Hi Courtney - there’s a built in function in Couchbase Server web admin that uploads zipped logs to a secure s3 bucket at Couchbase. If that’s permitted, you can find that option under Log - Collect Info (substitute your IP here:
http://127.0.0.1:8091/ui/index.html#/logs/collectInfo/form )
If you use that, you can add the issue number MB-21927.
-Will
What should I input on the “Upload to host:” field?
You can put in the following:
s3.amazonaws.com/cb-customers
Customer name ‘courtney’, or if you put in something else, please update the ticket so we know what it is.
It only allowed numeric values for the ticket number so I just used 21927.
It’s up there now.
Let me know if you need anything else.

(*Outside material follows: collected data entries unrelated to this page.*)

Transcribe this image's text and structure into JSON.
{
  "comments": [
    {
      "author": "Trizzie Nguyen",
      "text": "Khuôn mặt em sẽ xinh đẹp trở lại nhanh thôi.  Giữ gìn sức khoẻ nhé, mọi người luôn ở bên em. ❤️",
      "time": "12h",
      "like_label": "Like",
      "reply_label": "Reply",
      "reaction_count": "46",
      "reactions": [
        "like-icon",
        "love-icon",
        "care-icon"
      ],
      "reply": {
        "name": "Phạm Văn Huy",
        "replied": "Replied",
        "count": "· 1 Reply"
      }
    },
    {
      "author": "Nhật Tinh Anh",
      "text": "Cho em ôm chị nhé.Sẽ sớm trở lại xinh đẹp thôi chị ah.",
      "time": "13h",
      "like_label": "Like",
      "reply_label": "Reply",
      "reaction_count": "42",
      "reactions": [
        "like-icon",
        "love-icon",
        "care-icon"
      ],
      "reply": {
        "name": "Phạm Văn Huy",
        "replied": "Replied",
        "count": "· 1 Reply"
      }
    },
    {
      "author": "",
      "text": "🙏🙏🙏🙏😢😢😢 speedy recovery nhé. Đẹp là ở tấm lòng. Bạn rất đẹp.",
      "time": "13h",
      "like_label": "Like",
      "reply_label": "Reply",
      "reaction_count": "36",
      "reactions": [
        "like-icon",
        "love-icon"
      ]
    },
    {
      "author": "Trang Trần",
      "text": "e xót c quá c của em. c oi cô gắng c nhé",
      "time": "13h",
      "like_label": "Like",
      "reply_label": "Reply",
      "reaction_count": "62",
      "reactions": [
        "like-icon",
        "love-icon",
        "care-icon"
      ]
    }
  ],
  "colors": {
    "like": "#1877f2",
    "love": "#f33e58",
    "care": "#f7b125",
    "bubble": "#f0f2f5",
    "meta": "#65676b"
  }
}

In the meantime the elasticsearch cluster is able to handle the unnecessary load and we’re refraining from re-indexing from scratch hoping to find a better solution. Since it’s replicating to es pretty fast still, we can live with it while hunting for that better solution.

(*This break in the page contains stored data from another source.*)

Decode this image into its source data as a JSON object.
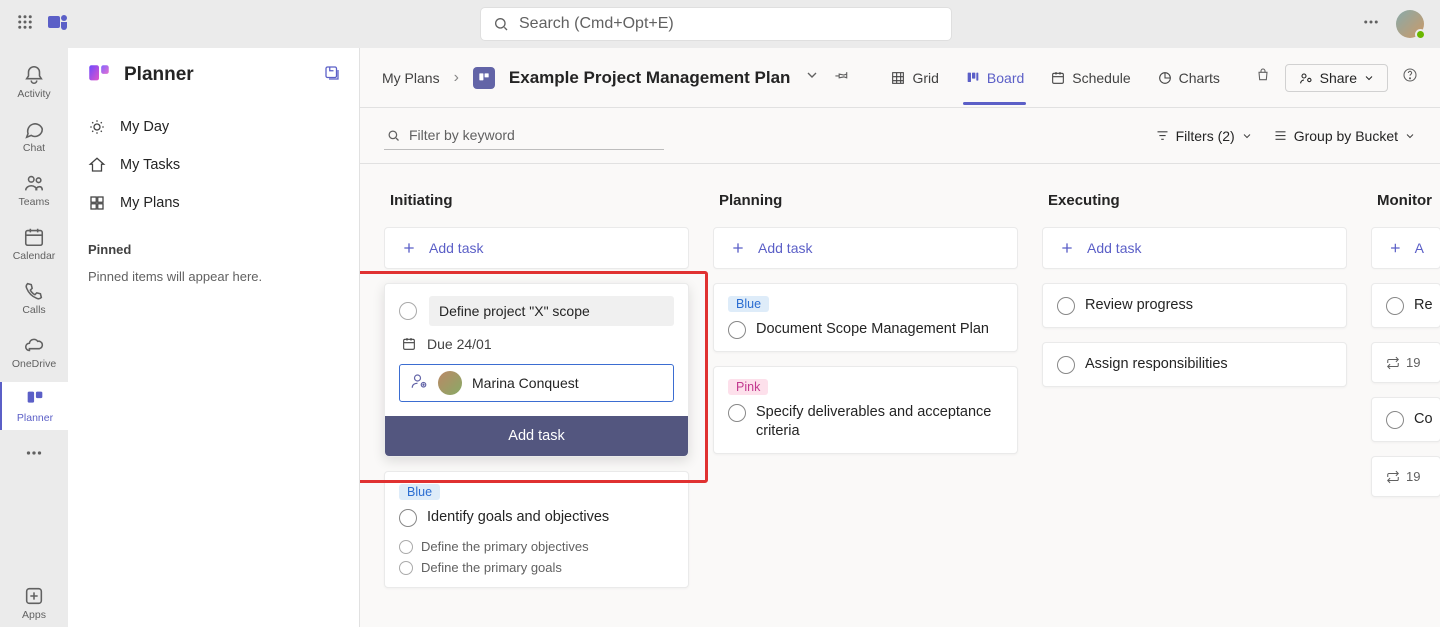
{
  "search_placeholder": "Search (Cmd+Opt+E)",
  "leftrail": [
    "Activity",
    "Chat",
    "Teams",
    "Calendar",
    "Calls",
    "OneDrive",
    "Planner",
    "",
    "Apps"
  ],
  "sidebar": {
    "app_name": "Planner",
    "items": [
      "My Day",
      "My Tasks",
      "My Plans"
    ],
    "section_label": "Pinned",
    "hint": "Pinned items will appear here."
  },
  "header": {
    "breadcrumb": "My Plans",
    "plan_title": "Example Project Management Plan",
    "views": [
      "Grid",
      "Board",
      "Schedule",
      "Charts"
    ],
    "active_view": "Board",
    "share": "Share"
  },
  "toolbar": {
    "filter_placeholder": "Filter by keyword",
    "filters_label": "Filters (2)",
    "groupby_label": "Group by Bucket"
  },
  "board": {
    "add_task_label": "Add task",
    "columns": [
      {
        "name": "Initiating",
        "newtask": {
          "title": "Define project \"X\" scope",
          "due": "Due 24/01",
          "assignee": "Marina Conquest",
          "confirm": "Add task"
        },
        "cards": [
          {
            "badge": {
              "text": "Blue",
              "cls": "blue"
            },
            "title": "Identify goals and objectives",
            "subs": [
              "Define the primary objectives",
              "Define the primary goals"
            ]
          }
        ]
      },
      {
        "name": "Planning",
        "cards": [
          {
            "badge": {
              "text": "Blue",
              "cls": "blue"
            },
            "title": "Document Scope Management Plan"
          },
          {
            "badge": {
              "text": "Pink",
              "cls": "pink"
            },
            "title": "Specify deliverables and acceptance criteria"
          }
        ]
      },
      {
        "name": "Executing",
        "cards": [
          {
            "title": "Review progress"
          },
          {
            "title": "Assign responsibilities"
          }
        ]
      },
      {
        "name": "Monitor",
        "partial_items": [
          "A",
          "Re",
          "19",
          "Co",
          "19"
        ]
      }
    ]
  }
}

Just deleting the es index, deleting the xdcr config and starting from scratch definitely fixes it though.
Can you email goxdcr.log to me at yu@couchbase.com?
Emailed that in addition to the “collect information” option.

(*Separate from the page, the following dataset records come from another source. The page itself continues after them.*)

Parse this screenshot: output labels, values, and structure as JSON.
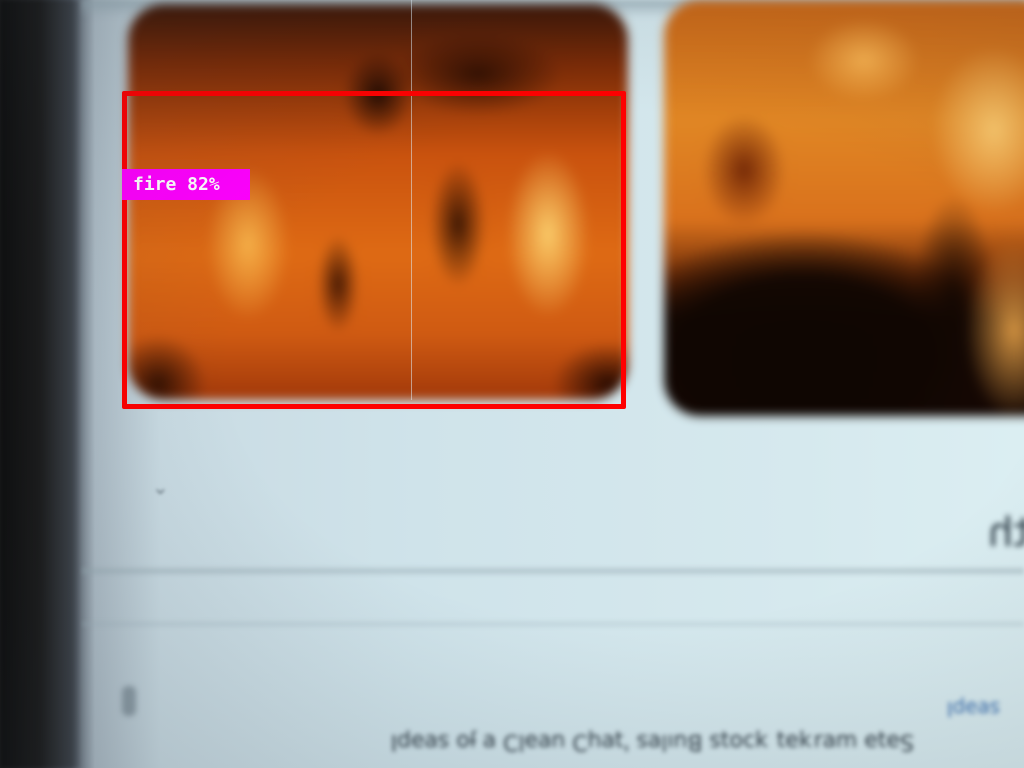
{
  "photo": {
    "description_hidden": false,
    "mirrored_heading": "ith",
    "mirrored_body_text": "Ѕǝʇǝ ɯɐɹʞǝʇ ʞɔoʇs Buılɐs 'ʇɐɥƆ uɐǝlƆ ɐ ɟo sɐǝpI",
    "mirrored_link_text": "sɐǝpI"
  },
  "detections": [
    {
      "label": "fire 82%",
      "class": "fire",
      "confidence_percent": 82
    }
  ],
  "colors": {
    "detection_box": "#ff0000",
    "label_background": "#ff00ff",
    "label_text": "#ffffff"
  }
}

In case this is helpful as well
It keeps repeating that behavior from 1:45pm - approx 2:20pm.
Courtney,
From the log file, replication kept restarting because of malformed response error, which is the same issue as that in MB-20937. Unfortunately, MB-20937 is not fixed until 4.5.1.
This issue typically shows up when mutations are sent to target in large batches. This issue did not show up before the cluster resizing probably because the mutation batches were smaller then because of low data incoming rate. After cluster resizing, checkpoint documents were lost for vbuckets that were moved during resizing, and mutations in such vbuckets needed to get re-replicated. This resulted in large replication batches and caused the malformed response errors.
One way to fix this issue is to upgrade to 4.5.1. A workaround is to reduce the “XDCR batch size” setting to make the replication batch size smaller. From the log file the average document size is ~500 bytes. So if we reduce “XDCR batch size” from the default 2048(kb) to 50(kb), each batch would hold no more than 100 documents, as compared to 500 documents by default. If needed the batch size can be reduced further to as small as 10(kb).
1 Like
It seems that there is no community edition of 4.5.1. Upgrade to 4.6 would be required.
@courtney
Nothing particular to do with your XDCR issue, but I suggest you review your Couchbase configuration. Check the recommendations outlined here for THP, swap space and swappiness: http://developer.couchbase.com/documentation/server/4.5/install/install-linux.html
There is evidence that the OOM killer was active on at least one of your nodes. That may be related to those settings. Couchbase Support would have more insight than I do, but the OOM killer activity might be what caused your original node failures. You might want to look into your logs further. Whatever the root cause of the node failures, the configuration recommendations above are a good idea.
-Will
Missed that THP option, but had all the swap config. Not sure how we missed that!
Anyway, less than 50% of the memory on each node is allocated to Couchbase and it still seemed to be eating up memory. XDCR seemed to eat up more memory than expected so we’ve been cutting back the memory allocated to Couchbase incrementally. I was kind of thinking that the out of control XDCR memory usage had to do with whatever replication issue was happening which ultimately lead to a node using too much memory. goxdcr was eating up something like 12 gig of memory on each node at one point.
In any case, the workaround above on the issue seems to at least cut down on the ES load. It’s still never fully syncing and definitely still isn’t quite working but it’s more tolerable (set the batch size to 50kb).
I don’t think using the developer preview 4.6 to fix this would be wise. Last time when we tried the 4.5 developer preview it performed quite poorly.